How could it be otherwise? The only mythical creature Latin America has produced is the military dictator from the end of the last century and the beginning of this one. Many of them, it is true, liberal caudillos who in the end turned into savage tyrants. I’m convinced that if Colonel Aureliano Buendía had won even one of his thirty-two wars, he would have been one of them.
However, when I fulfilled the dream of writing about the last days of the Liberator, Simón Bolívar, in The General in His Labyrinth, I had to twist the neck of the swan of invention. This was a flesh-and-blood man of extraordinary stature who waged war against his devastated body with no witnesses other than the entourage of young soldiers who accompanied him in all his wars and would accompany him till death. I had to know how he really was, and how each of them was, and I believe I discovered this as much as possible in the Liberator’s revealing, fascinating letters. I believe, in all humility, that The General in His Labyrinth is historic testimony wrapped in the irresistible trappings of poetry.

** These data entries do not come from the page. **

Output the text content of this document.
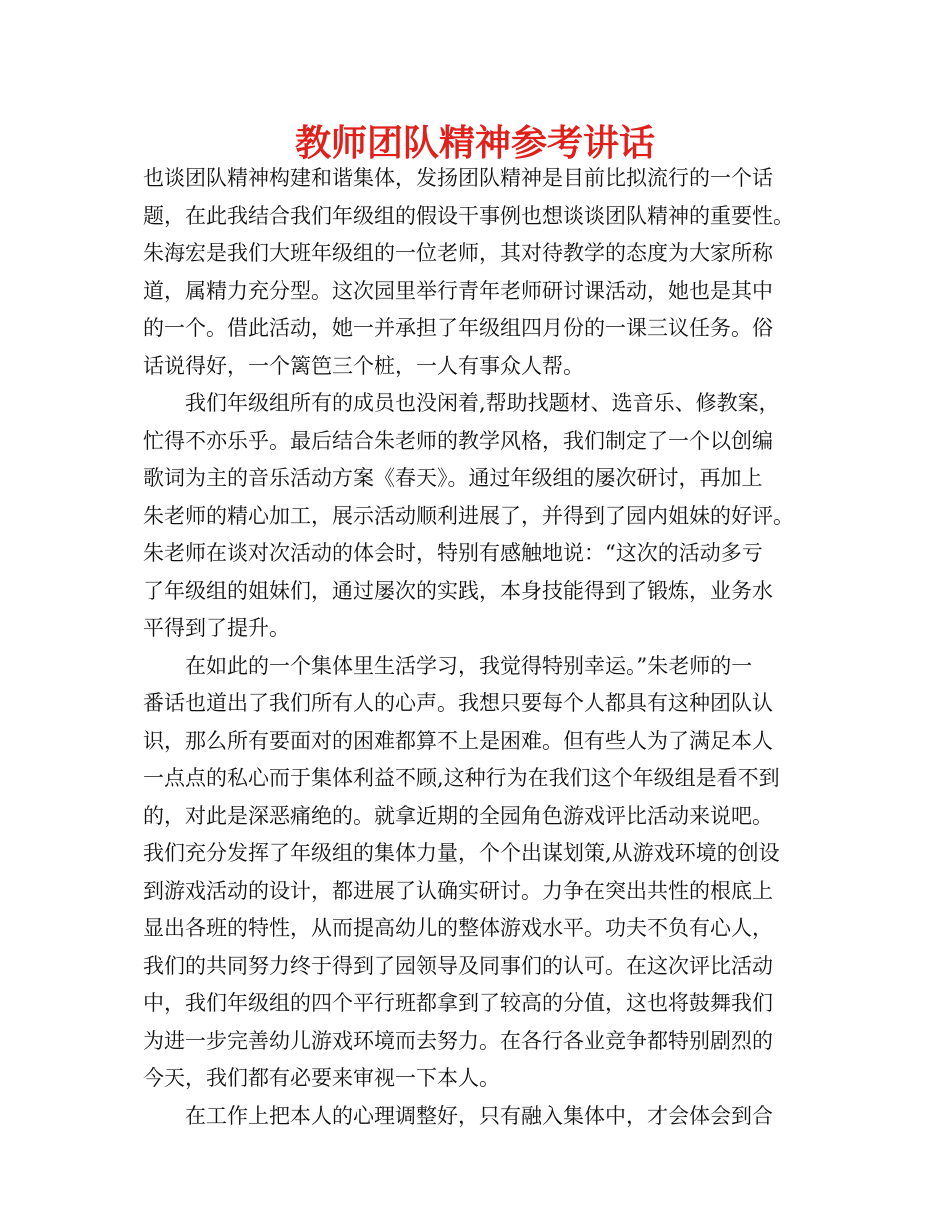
教师团队精神参考讲话
也谈团队精神构建和谐集体，发扬团队精神是目前比拟流行的一个话
题，在此我结合我们年级组的假设干事例也想谈谈团队精神的重要性。
朱海宏是我们大班年级组的一位老师，其对待教学的态度为大家所称
道，属精力充分型。这次园里举行青年老师研讨课活动，她也是其中
的一个。借此活动，她一并承担了年级组四月份的一课三议任务。俗
话说得好，一个篱笆三个桩，一人有事众人帮。
我们年级组所有的成员也没闲着,帮助找题材、选音乐、修教案，
忙得不亦乐乎。最后结合朱老师的教学风格，我们制定了一个以创编
歌词为主的音乐活动方案《春天》。通过年级组的屡次研讨，再加上
朱老师的精心加工，展示活动顺利进展了，并得到了园内姐妹的好评。
朱老师在谈对次活动的体会时，特别有感触地说：“这次的活动多亏
了年级组的姐妹们，通过屡次的实践，本身技能得到了锻炼，业务水
平得到了提升。
在如此的一个集体里生活学习，我觉得特别幸运。”朱老师的一
番话也道出了我们所有人的心声。我想只要每个人都具有这种团队认
识，那么所有要面对的困难都算不上是困难。但有些人为了满足本人
一点点的私心而于集体利益不顾,这种行为在我们这个年级组是看不到
的，对此是深恶痛绝的。就拿近期的全园角色游戏评比活动来说吧。
我们充分发挥了年级组的集体力量，个个出谋划策,从游戏环境的创设
到游戏活动的设计，都进展了认确实研讨。力争在突出共性的根底上
显出各班的特性，从而提高幼儿的整体游戏水平。功夫不负有心人，
我们的共同努力终于得到了园领导及同事们的认可。在这次评比活动
中，我们年级组的四个平行班都拿到了较高的分值，这也将鼓舞我们
为进一步完善幼儿游戏环境而去努力。在各行各业竞争都特别剧烈的
今天，我们都有必要来审视一下本人。
在工作上把本人的心理调整好，只有融入集体中，才会体会到合
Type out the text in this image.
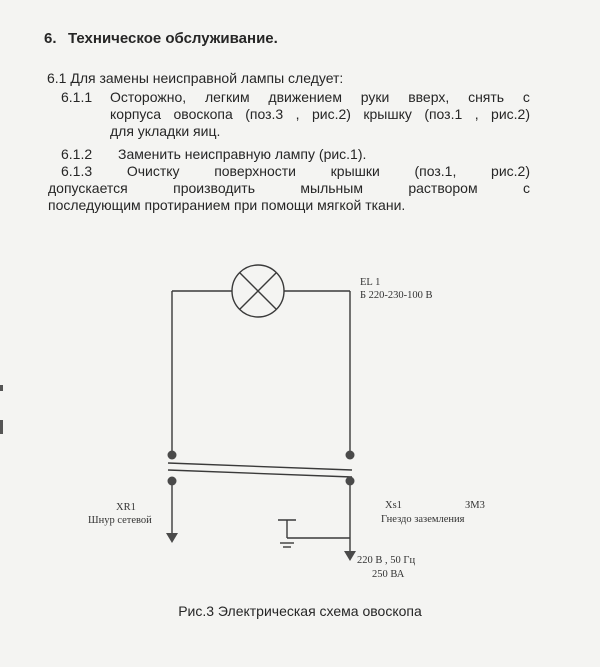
6. Техническое обслуживание.
6.1 Для замены неисправной лампы следует:
6.1.1 Осторожно, легким движением руки вверх, снять с
корпуса овоскопа (поз.3 , рис.2) крышку (поз.1 , рис.2)
для укладки яиц.
6.1.2 Заменить неисправную лампу (рис.1).
6.1.3 Очистку поверхности крышки (поз.1, рис.2)
допускается	производить	мыльным	раствором	с
последующим протиранием при помощи мягкой ткани.
EL 1
Б 220-230-100 В
XR1
Шнур сетевой
Xs1	ЗМ3
Гнездо заземления
220 В , 50 Гц
250 ВА
Рис.3 Электрическая схема овоскопа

It is about these literary enigmas that I would like to continue the dialogue with you that other friends have begun during the past few days. Those who have applauded the military branch know I’m no stranger to that necessary idea, and my one hope is that it prospers. Each one has talked about his speciality. I have none except letters, and even here I’m an empiricist with no academic formation, but I do feel able to enrol you in the not always peaceful armies of literature. To begin with, I want to leave you with just one sentence: ‘I believe all our lives would be better if each of you would always carry a book in your knapsack.’
JOURNALISM: THE BEST JOB IN THE WORLD
Los Angeles, United States, October 7, 1996
A Colombian university was asked what aptitude and vocational tests they give to those who want to study journalism, and the response was categorical: ‘Journalists are not artists.’ These reflections, on the contrary, are based precisely on the certainty that written journalism is a literary genre.
Some fifty years ago, schools of journalism were not the fashion. One learned in editorial rooms, printing plants, the little café across the street, the Friday drinking sessions. The entire newspaper was a factory that formed and informed without equivocation and generated opinion in a participatory atmosphere that kept morality in its place. For we journalists always went around together, lived together, and were such occupational fanatics that we didn’t talk about anything else but the job. The work brought with it a group friendship that left little room for a private life. Institutional editorial meetings did not exist but, at five in the afternoon, with no official notification, the entire staff took a break from the tensions of the day and assembled to have coffee somewhere in the editorial offices. It was an open meeting where topics from each section were discussed in a heated way and final touches given to the morning edition. Those who didn’t learn in those twenty-four-hours-a-day ambulatory and impassioned lecture halls, or became bored by talking so much about the same thing, wanted to be or thought they were journalists but really weren’t.